Es hat den Vorteil, dass man bei größeren Entfernungen (vorausgesetzt ohne Streckenlimits und/oder Baustellen oder Staus, die es mittlerweile bei uns viel zu viele gibt) schnell voran kommt und auch der gesteigerte Adrenalinspiegel gut gegen Müdigkeit wirkt. Bzw. man Zeitverzögerungen, die man durch Staus und/oder Baustellen erlitten hat, auf freien Strecken wieder gut aufholen kann
In Ländern mit Tempolimit zu fahren ist dagegen herrlich entspannend und spart Sprit. Aber man kommt trotz fast leeren Autobahnen nur sehr schleppend voran und man wird auch schneller müde. Letztens in Belgien, die dortigen 120 habe ich gehasst. Wenn man > 1.000 km zu überwinden hat, ist das schon ziemlich langsam. Die 130 in Frankreich fühlen sich da schon besser an.

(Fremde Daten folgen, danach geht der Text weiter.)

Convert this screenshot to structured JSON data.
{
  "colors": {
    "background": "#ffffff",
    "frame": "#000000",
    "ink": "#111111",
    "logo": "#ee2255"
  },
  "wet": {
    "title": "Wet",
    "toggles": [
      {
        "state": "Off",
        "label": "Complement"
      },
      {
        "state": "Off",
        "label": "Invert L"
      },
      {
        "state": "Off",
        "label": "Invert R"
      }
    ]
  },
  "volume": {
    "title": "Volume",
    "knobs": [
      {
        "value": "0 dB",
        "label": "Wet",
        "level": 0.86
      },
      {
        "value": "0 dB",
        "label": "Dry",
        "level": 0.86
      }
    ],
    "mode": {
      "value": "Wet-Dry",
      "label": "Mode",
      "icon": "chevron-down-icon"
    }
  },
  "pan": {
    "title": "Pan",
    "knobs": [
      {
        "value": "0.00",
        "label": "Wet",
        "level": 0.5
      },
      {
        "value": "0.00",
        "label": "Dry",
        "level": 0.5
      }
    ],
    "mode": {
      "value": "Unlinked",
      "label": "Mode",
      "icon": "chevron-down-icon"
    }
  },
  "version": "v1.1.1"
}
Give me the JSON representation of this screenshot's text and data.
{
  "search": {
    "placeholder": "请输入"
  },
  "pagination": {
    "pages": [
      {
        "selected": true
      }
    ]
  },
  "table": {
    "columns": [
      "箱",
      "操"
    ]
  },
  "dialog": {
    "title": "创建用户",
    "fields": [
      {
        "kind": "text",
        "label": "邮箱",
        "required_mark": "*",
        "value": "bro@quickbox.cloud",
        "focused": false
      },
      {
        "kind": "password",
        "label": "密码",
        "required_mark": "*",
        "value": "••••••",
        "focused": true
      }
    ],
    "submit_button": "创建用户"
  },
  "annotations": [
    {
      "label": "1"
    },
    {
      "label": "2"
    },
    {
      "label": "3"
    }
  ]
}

Aber Frankreich ist ein großes Land und 130 auf fast leeren Autobahnen habe ich auch als Strafe empfunden.
Ich kann nur hoffen, wenn bei uns mal ein generelles Limit käme, dass man mind. 140 oder 150 (besser noch 160) festlegt, weil das wirklich angenehme Reisegeschwindigkeiten sind.
Abstandstempomat rein - und gut ist.